Your answer must include:
(i) The required volume in m³ (convert 10 000 L).
(ii) The volume scale factor k³ = new V ÷ old V, and from that the length scale factor k.
(iii) The new tank's radius and height (each = k × the old value).
(iv) A reasonableness check: plug your new radius and height back into V = πr²h and confirm you get close to 10 000 L (within 10%).

Stuck? k³ = 10 000 ÷ 785 ≈ 12.74, so k = ³√12.74 ≈ 2.33. Then new r ≈ 0.5 × 2.33 ≈ 1.17 m, new h ≈ 2.33 m.

How did this worksheet feel?

What I'll revisit before next class:

Answers — Do not peek before attempting

1.1 — Cylinder r=5, h=12

(a) V = π × 5² × 12 = 300π cm³ ≈ 942.5 cm³.
(b) SA = 2π(5²) + 2π(5)(12) = 50π + 120π = 170π cm² ≈ 534.1 cm².

1.2 — Similar prisms 3:7

(a) Area ratio = 3² : 7² = 9 : 49.
(b) Volume ratio = 3³ : 7³ = 27 : 343.
(c) V_large = 54 × (343/27) = 54 × 12.7037… ≈ 686 cm³.
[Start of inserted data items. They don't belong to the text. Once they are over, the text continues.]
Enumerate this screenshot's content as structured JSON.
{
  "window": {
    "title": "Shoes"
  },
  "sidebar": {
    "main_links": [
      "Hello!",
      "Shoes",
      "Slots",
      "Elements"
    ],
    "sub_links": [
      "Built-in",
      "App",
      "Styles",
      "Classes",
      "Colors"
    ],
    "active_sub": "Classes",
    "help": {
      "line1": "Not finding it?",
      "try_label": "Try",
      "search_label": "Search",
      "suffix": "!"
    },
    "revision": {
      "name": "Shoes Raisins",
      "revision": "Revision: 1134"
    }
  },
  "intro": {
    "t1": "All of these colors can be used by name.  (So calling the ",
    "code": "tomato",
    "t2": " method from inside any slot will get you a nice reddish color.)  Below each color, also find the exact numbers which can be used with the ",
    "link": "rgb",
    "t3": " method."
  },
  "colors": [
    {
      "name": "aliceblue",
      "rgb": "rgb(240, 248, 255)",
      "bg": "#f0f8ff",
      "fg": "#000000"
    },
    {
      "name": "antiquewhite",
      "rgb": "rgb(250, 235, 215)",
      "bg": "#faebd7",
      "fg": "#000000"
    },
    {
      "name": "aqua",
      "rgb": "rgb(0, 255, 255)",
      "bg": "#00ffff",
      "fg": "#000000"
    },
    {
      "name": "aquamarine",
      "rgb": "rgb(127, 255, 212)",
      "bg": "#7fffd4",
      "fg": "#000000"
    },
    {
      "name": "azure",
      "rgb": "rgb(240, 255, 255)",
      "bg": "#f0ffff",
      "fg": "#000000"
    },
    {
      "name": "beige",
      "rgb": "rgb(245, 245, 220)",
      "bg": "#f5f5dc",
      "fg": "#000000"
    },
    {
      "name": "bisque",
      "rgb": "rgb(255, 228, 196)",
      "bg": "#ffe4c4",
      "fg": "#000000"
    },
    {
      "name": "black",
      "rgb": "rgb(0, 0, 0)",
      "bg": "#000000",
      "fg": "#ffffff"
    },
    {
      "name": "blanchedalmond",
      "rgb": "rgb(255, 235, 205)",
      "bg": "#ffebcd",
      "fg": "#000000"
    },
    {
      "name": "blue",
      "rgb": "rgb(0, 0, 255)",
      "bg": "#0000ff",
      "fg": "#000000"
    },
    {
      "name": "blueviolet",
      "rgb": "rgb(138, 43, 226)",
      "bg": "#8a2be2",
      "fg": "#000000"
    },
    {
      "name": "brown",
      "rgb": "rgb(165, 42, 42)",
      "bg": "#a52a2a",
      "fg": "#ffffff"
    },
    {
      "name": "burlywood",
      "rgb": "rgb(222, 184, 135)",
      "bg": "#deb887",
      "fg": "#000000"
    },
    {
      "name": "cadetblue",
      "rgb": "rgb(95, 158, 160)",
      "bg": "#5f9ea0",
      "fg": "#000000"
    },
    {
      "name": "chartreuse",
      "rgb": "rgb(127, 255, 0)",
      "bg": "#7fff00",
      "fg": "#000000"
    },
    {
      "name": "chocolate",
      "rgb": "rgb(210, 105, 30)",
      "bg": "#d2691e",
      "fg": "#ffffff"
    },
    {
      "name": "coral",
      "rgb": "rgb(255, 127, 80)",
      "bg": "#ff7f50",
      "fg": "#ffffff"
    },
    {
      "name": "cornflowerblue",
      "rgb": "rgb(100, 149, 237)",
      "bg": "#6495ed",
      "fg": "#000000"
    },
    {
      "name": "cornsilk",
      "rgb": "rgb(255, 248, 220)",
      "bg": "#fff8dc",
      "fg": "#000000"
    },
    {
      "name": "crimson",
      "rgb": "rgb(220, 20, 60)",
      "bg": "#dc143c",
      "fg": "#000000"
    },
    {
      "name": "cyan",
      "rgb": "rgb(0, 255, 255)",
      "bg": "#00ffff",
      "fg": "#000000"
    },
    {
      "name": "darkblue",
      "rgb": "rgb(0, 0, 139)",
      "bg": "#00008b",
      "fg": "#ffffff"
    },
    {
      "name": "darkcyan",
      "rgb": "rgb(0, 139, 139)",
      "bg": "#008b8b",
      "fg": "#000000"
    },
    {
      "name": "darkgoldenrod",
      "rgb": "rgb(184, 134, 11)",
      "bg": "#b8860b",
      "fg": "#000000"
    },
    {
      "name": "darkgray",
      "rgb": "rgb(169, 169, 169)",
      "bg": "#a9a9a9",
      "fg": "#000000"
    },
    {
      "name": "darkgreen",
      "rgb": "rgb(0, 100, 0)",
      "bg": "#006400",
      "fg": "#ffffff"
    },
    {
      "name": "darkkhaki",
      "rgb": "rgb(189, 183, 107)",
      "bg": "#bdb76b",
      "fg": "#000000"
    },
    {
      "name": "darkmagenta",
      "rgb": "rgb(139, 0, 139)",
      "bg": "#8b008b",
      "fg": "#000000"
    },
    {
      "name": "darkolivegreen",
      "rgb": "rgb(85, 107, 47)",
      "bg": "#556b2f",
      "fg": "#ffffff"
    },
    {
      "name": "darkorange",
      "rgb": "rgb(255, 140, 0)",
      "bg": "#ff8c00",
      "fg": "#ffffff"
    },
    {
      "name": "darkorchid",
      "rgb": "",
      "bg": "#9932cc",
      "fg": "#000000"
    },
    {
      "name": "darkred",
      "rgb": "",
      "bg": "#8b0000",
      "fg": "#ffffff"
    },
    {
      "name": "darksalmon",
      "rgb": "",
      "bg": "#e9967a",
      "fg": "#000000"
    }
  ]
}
1.3 — 30°-60°-90° triangles

Length scale factor k = 12 ÷ 4 = 3.
Justified by AA (the angles 30°, 60°, 90° are the same in both — two equal angles is enough to prove similarity). SSS would also work because all corresponding sides are in the ratio 1 : 3.

1.4 — Composite solid

Prism volume = 10 × 6 × 4 = 240 cm³.
Half-cylinder volume = (1/2) × π × 2² × 10 = (1/2)(40π) = 20π ≈ 62.83 cm³.
Total ≈ 302.8 cm³.

1.5 — Similar spheres

(a) k = 6 ÷ 2 = 3.
(b) SA scales by k² = 9, so larger SA = 9 × 16π = 144π cm².
(c) Volume scales by k³ = 27, so larger V = 27 × (32π/3) = 9 × 32π = 288π cm³.

1.6 — Two equilateral triangles, both side 5

They are both congruent AND similar. Congruent by SSS (all three sides equal, 5 = 5 = 5). Similar with scale factor k = 1.

2 — Find the mistake

(a) The mistake is on Line 2.
(b) The student used the area scale rule (k²) when they should have used the volume scale rule (k³). The lesson is clear: length scales by k, AREA scales by k², VOLUME scales by k³.
(c) Corrected working:
k = 15 ÷ 5 = 3 (correct).
Volume scales by k³ = 3³ = 27.
V_large = 27 × 20π = 540π cm³ ≈ 1 696.5 cm³.

3 — Open-ended challenge (sample solution)

(i) Required volume = 10 000 L = 10 m³.
(ii) Old volume = π × 0.5² × 1 = 0.25π ≈ 0.785 m³. Volume scale factor k³ = 10 ÷ 0.785 ≈ 12.74, so k = ³√12.74 ≈ 2.33.
(iii) New radius ≈ 0.5 × 2.33 = 1.165 m; new height ≈ 1 × 2.33 = 2.33 m.
(iv) Check: V = π × 1.165² × 2.33 = π × 1.357 × 2.33 ≈ 9.93 m³ ≈ 9 930 L. Within 1% of the 10 000 L target. ✓

Marking: 1 mark per part (i)–(iv). Award full marks for any valid k, new r/h pair that on the reasonableness check is within 10% of 10 000 L.